The broader industry argument follows from that premise. A regulatory environment that makes licensed operation commercially difficult, while enforcement against illegal operation remains limited, inevitably channels market share toward unlicensed operators. German betting operators raised similar concerns about black market growth last autumn, when tightening restrictions coincided with the start of the UEFA Champions League season.
Political Pushback
Sebastian Fiedler, domestic policy spokesperson for the SPD parliamentary group, acknowledged the illegal market must be consistently tackled but rejected the industry’s proposed solution. Fiedler called for stricter controls on the location of licensed gambling venues — a measure that would further constrain licensed operators — and warned that expanding legal gambling access would not reduce the illegal market. It would, in his view, increase overall gambling participation.
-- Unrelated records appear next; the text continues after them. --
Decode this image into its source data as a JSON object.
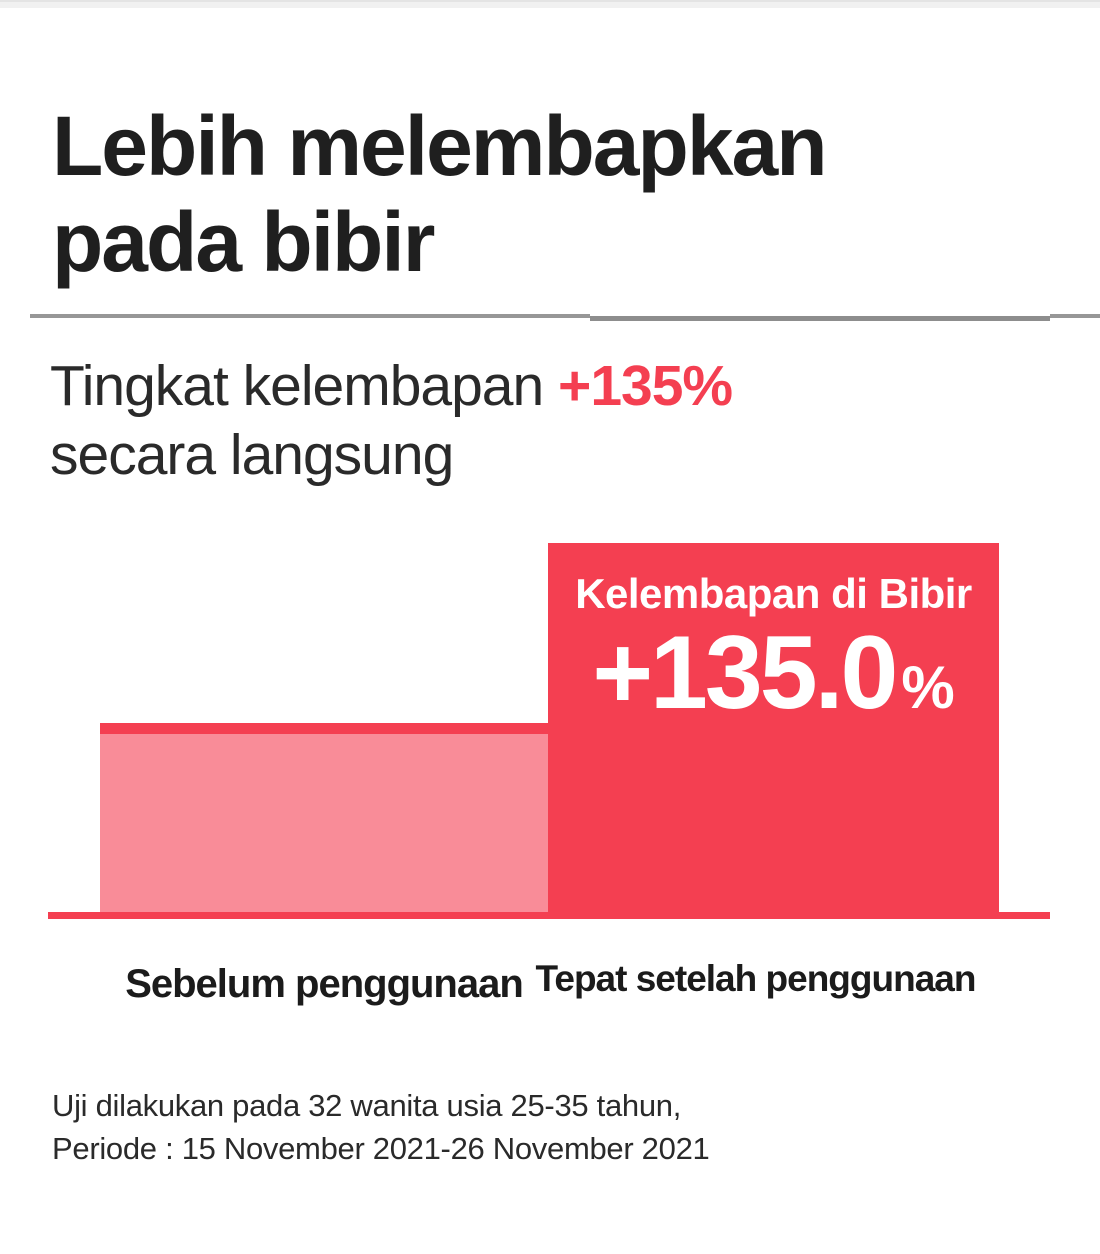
{
  "header": {
    "title_line1": "Lebih melembapkan",
    "title_line2": "pada bibir"
  },
  "subtitle": {
    "prefix": "Tingkat kelembapan ",
    "highlight": "+135%",
    "line2": "secara langsung"
  },
  "chart": {
    "callout": {
      "label": "Kelembapan di Bibir",
      "value": "+135.0",
      "unit": "%"
    }
  },
  "chart_data": {
    "type": "bar",
    "title": "Lebih melembapkan pada bibir",
    "subtitle": "Tingkat kelembapan +135% secara langsung",
    "categories": [
      "Sebelum penggunaan",
      "Tepat setelah penggunaan"
    ],
    "series": [
      {
        "name": "Kelembapan di Bibir",
        "values": [
          100,
          235
        ]
      }
    ],
    "value_unit": "relative moisture level, before use = 100",
    "increase_percent": 135.0,
    "data_label_on_after_bar": "Kelembapan di Bibir +135.0%",
    "bar_colors": [
      "#f98c98",
      "#f43f51"
    ],
    "layout_hints": {
      "gridlines": false,
      "y_axis_visible": false,
      "x_axis_baseline_color": "#f43f51",
      "before_bar_top_cap_color": "#f43f51",
      "legend": "none"
    }
  },
  "footnote": {
    "line1": "Uji dilakukan pada 32 wanita usia 25-35 tahun,",
    "line2": "Periode : 15 November 2021-26 November 2021"
  },
  "colors": {
    "accent_red": "#f43f51",
    "light_pink": "#f98c98",
    "text_dark": "#1f1f1f",
    "divider_gray": "#919191",
    "top_strip_gray": "#f1f1f1"
  }
}
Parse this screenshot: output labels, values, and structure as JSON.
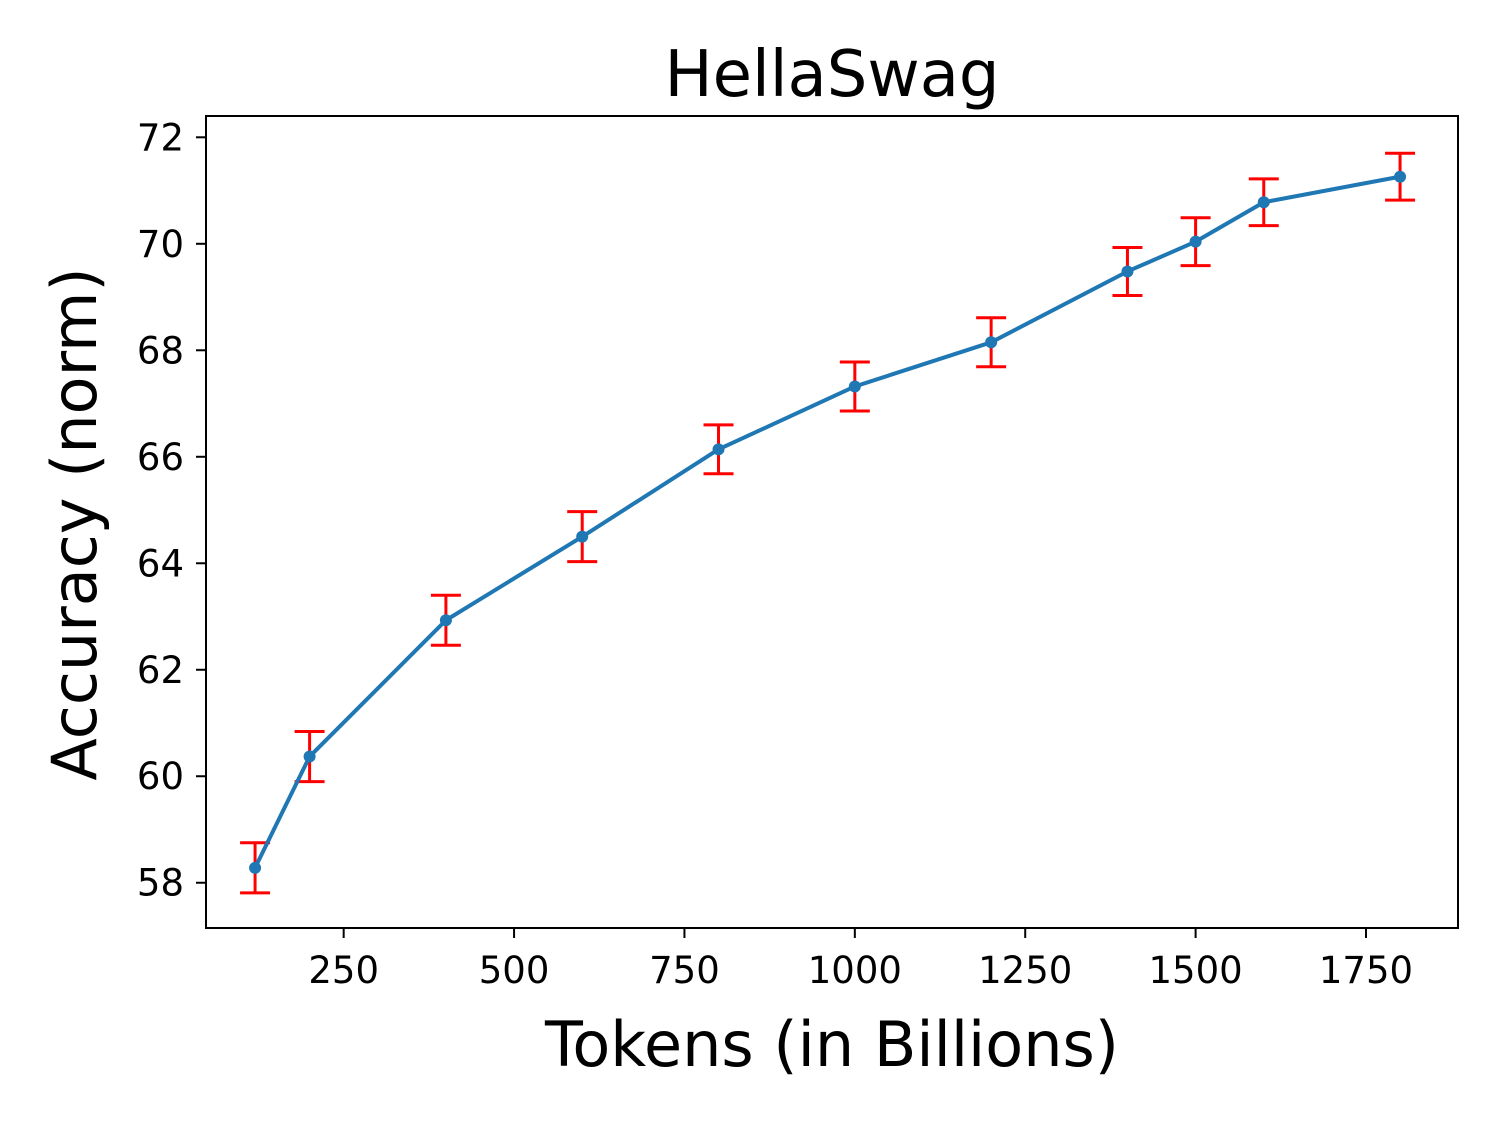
{
  "chart_data": {
    "type": "line",
    "title": "HellaSwag",
    "xlabel": "Tokens (in Billions)",
    "ylabel": "Accuracy (norm)",
    "xlim": [
      48,
      1885
    ],
    "ylim": [
      57.15,
      72.4
    ],
    "x_ticks": [
      250,
      500,
      750,
      1000,
      1250,
      1500,
      1750
    ],
    "y_ticks": [
      58,
      60,
      62,
      64,
      66,
      68,
      70,
      72
    ],
    "grid": false,
    "legend": "none",
    "series": [
      {
        "line_color": "#1f77b4",
        "error_color": "#ff0000",
        "x": [
          120,
          200,
          400,
          600,
          800,
          1000,
          1200,
          1400,
          1500,
          1600,
          1800
        ],
        "y": [
          58.28,
          60.37,
          62.93,
          64.5,
          66.14,
          67.32,
          68.15,
          69.48,
          70.04,
          70.78,
          71.26
        ],
        "error": [
          0.47,
          0.47,
          0.47,
          0.47,
          0.46,
          0.46,
          0.46,
          0.45,
          0.45,
          0.44,
          0.44
        ]
      }
    ]
  }
}
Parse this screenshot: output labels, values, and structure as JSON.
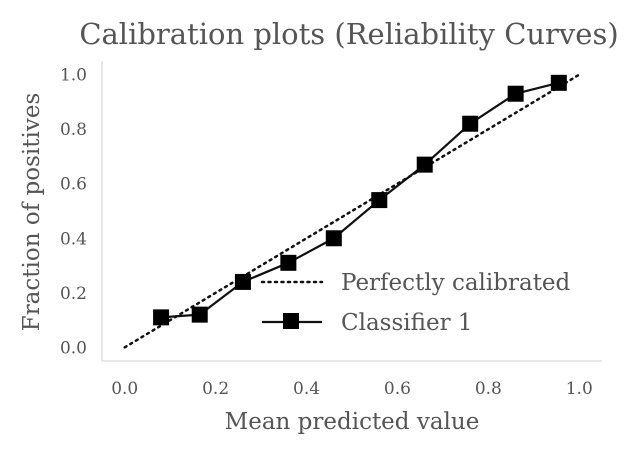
{
  "chart_data": {
    "type": "line",
    "title": "Calibration plots (Reliability Curves)",
    "xlabel": "Mean predicted value",
    "ylabel": "Fraction of positives",
    "xlim": [
      -0.05,
      1.05
    ],
    "ylim": [
      -0.05,
      1.05
    ],
    "x_ticks": [
      "0.0",
      "0.2",
      "0.4",
      "0.6",
      "0.8",
      "1.0"
    ],
    "y_ticks": [
      "0.0",
      "0.2",
      "0.4",
      "0.6",
      "0.8",
      "1.0"
    ],
    "grid": false,
    "legend_position": "lower-right",
    "series": [
      {
        "name": "Perfectly calibrated",
        "style": "dotted",
        "color": "#111111",
        "x": [
          0.0,
          1.0
        ],
        "y": [
          0.0,
          1.0
        ]
      },
      {
        "name": "Classifier 1",
        "style": "solid",
        "marker": "square",
        "color": "#111111",
        "x": [
          0.08,
          0.165,
          0.26,
          0.36,
          0.46,
          0.56,
          0.66,
          0.76,
          0.86,
          0.955
        ],
        "y": [
          0.11,
          0.12,
          0.24,
          0.31,
          0.4,
          0.54,
          0.67,
          0.82,
          0.93,
          0.97
        ]
      }
    ]
  }
}
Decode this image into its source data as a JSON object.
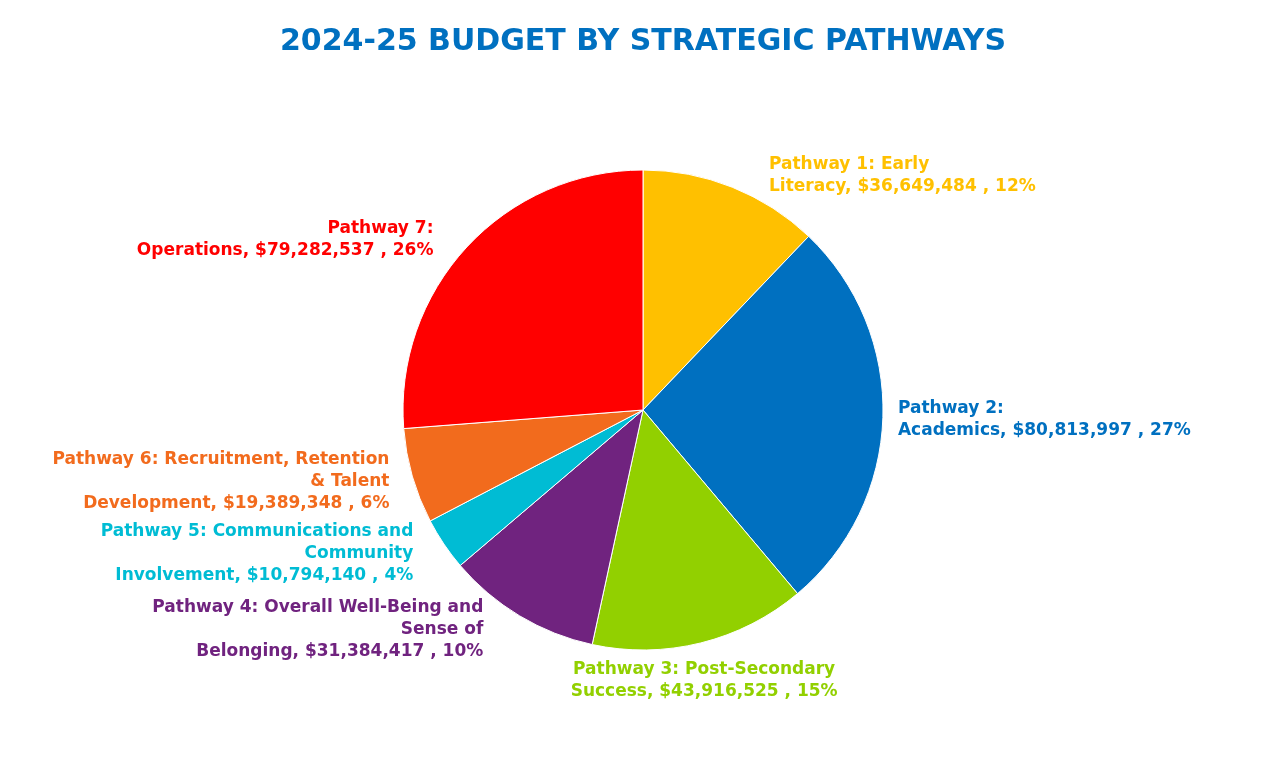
{
  "chart_data": {
    "type": "pie",
    "title": "2024-25 BUDGET BY STRATEGIC PATHWAYS",
    "categories": [
      "Pathway 1: Early Literacy",
      "Pathway 2: Academics",
      "Pathway 3:  Post-Secondary Success",
      "Pathway 4:  Overall Well-Being and Sense of Belonging",
      "Pathway 5: Communications and Community Involvement",
      "Pathway 6: Recruitment, Retention & Talent Development",
      "Pathway 7: Operations"
    ],
    "values": [
      36649484,
      80813997,
      43916525,
      31384417,
      10794140,
      19389348,
      79282537
    ],
    "value_labels": [
      "$36,649,484 , 12%",
      "$80,813,997 , 27%",
      "$43,916,525 , 15%",
      "$31,384,417 , 10%",
      "$10,794,140 , 4%",
      "$19,389,348 , 6%",
      "$79,282,537 , 26%"
    ],
    "colors": [
      "#ffc000",
      "#0070c0",
      "#92d000",
      "#70237f",
      "#00bcd4",
      "#f26b1d",
      "#ff0000"
    ]
  }
}
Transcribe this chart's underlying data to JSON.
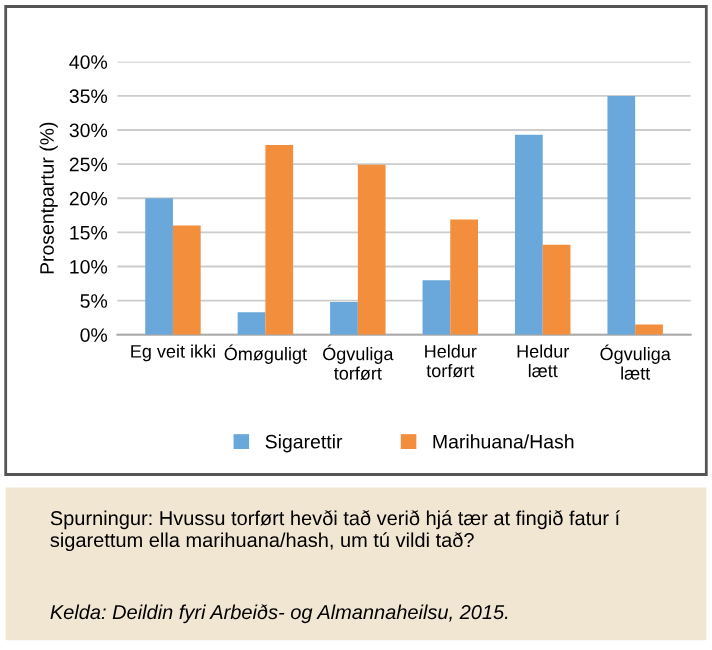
{
  "chart_data": {
    "type": "bar",
    "ylabel": "Prosentpartur (%)",
    "categories": [
      "Eg veit ikki",
      "Ómøguligt",
      "Ógvuliga\ntorført",
      "Heldur\ntorført",
      "Heldur\nlætt",
      "Ógvuliga\nlætt"
    ],
    "series": [
      {
        "name": "Sigarettir",
        "color": "#6aa8dc",
        "values": [
          20,
          3.3,
          4.8,
          8,
          29.3,
          35
        ]
      },
      {
        "name": "Marihuana/Hash",
        "color": "#f28e3c",
        "values": [
          16,
          27.8,
          24.9,
          16.9,
          13.2,
          1.5
        ]
      }
    ],
    "ylim": [
      0,
      40
    ],
    "yticks": [
      {
        "value": 0,
        "label": "0%"
      },
      {
        "value": 5,
        "label": "5%"
      },
      {
        "value": 10,
        "label": "10%"
      },
      {
        "value": 15,
        "label": "15%"
      },
      {
        "value": 20,
        "label": "20%"
      },
      {
        "value": 25,
        "label": "25%"
      },
      {
        "value": 30,
        "label": "30%"
      },
      {
        "value": 35,
        "label": "35%"
      },
      {
        "value": 40,
        "label": "40%"
      }
    ],
    "grid": "y",
    "legend": "bottom",
    "annotations": [
      "Spurningur: Hvussu torført hevði tað verið hjá tær at fingið fatur í sigarettum ella marihuana/hash, um tú vildi tað?",
      "Kelda: Deildin fyri Arbeiðs- og Almannaheilsu, 2015."
    ]
  }
}
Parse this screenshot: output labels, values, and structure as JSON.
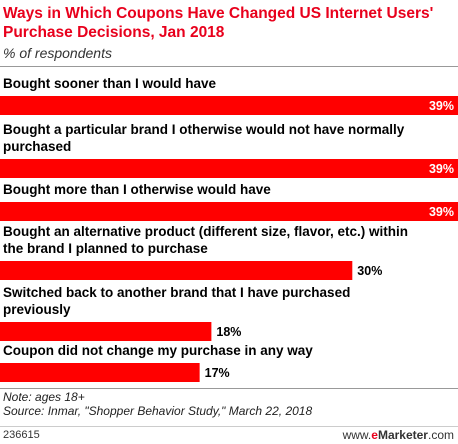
{
  "header": {
    "title": "Ways in Which Coupons Have Changed US Internet Users' Purchase Decisions, Jan 2018",
    "subtitle": "% of respondents"
  },
  "chart_data": {
    "type": "bar",
    "orientation": "horizontal",
    "title": "Ways in Which Coupons Have Changed US Internet Users' Purchase Decisions, Jan 2018",
    "subtitle": "% of respondents",
    "categories": [
      [
        "Bought sooner than I would have"
      ],
      [
        "Bought a particular brand I otherwise would not have normally",
        "purchased"
      ],
      [
        "Bought more than I otherwise would have"
      ],
      [
        "Bought an alternative product (different size, flavor, etc.) within",
        "the brand I planned to purchase"
      ],
      [
        "Switched back to another brand that I have purchased",
        "previously"
      ],
      [
        "Coupon did not change my purchase in any way"
      ]
    ],
    "values": [
      39,
      39,
      39,
      30,
      18,
      17
    ],
    "value_labels": [
      "39%",
      "39%",
      "39%",
      "30%",
      "18%",
      "17%"
    ],
    "xlim": [
      0,
      39
    ],
    "bar_color": "#ff0000",
    "grid": false,
    "legend": "none"
  },
  "footer": {
    "note": "Note: ages 18+",
    "source": "Source: Inmar, \"Shopper Behavior Study,\" March 22, 2018",
    "chart_id": "236615",
    "brand_www": "www.",
    "brand_e": "e",
    "brand_name": "Marketer",
    "brand_com": ".com"
  }
}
That position reflects a longstanding tension in German gambling policy. Stricter location rules for licensed venues would, by the industry’s own logic, worsen the channelisation problem if enforcement against unlicensed alternatives does not accelerate in parallel. The two positions are not easily reconciled: more restriction without enforcement pushes activity underground; more legal access without enforcement credibility may simply enlarge the market overall.
The broader European pattern shows regulators applying greater financial pressure on non-compliant operators, but Germany’s federal structure complicates centralised enforcement action against land-based illegal activity.
Treaty Evaluation and Regulatory Context
The debate is unfolding at a significant moment. Germany’s 2021 Interstate Treaty on Gambling (GlüStV 2021) is undergoing its first formal evaluation, with findings expected later this year. Ronald Benter, a Board Member of the German Joint Gambling Authority of the Länder (GGL), addressed the evaluation process at the 23rd Gambling Symposium at the University of Hohenheim in March 2026.
The GGL’s own data on the online gambling black market recorded a channelisation rate of 77.03% — meaning roughly one in four euros of online gambling activity continues to flow to unlicensed operators despite four years of licensing activity under the current treaty. The land-based illegal machine problem suggests the full scope of unlicensed market participation is wider than that online figure captures.
Enforcement capacity under the current framework has real limits. The GGL issued 231 cease-and-desist proceedings in 2024, with 83 directed at illegal gambling operators and the remainder against advertising for unlicensed services. Website blocking as an enforcement tool has been constrained by German court rulings finding the current legal basis inadequate. Legislative amendments to address that gap are under development but have not yet been enacted.
What the Evaluation Needs to Answer
Experts at the Hohenheim symposium framed the central dilemma plainly: regulations set too strictly damage the legal market; regulations set too loosely increase gambling-related harm. The Berlin raid and the North Rhine-Westphalia enforcement figures confirm the illegal market is already operating at significant scale under the current balance.
The 2026 State Treaty evaluation will be the next formal checkpoint for German gambling policy. The outstanding questions — whether stake limits, location rules, or enforcement powers require revision, and whether the IP blocking legal gap will be closed before the next evaluation cycle — will determine whether the licensed market can compete on terms that keep players in regulated venues.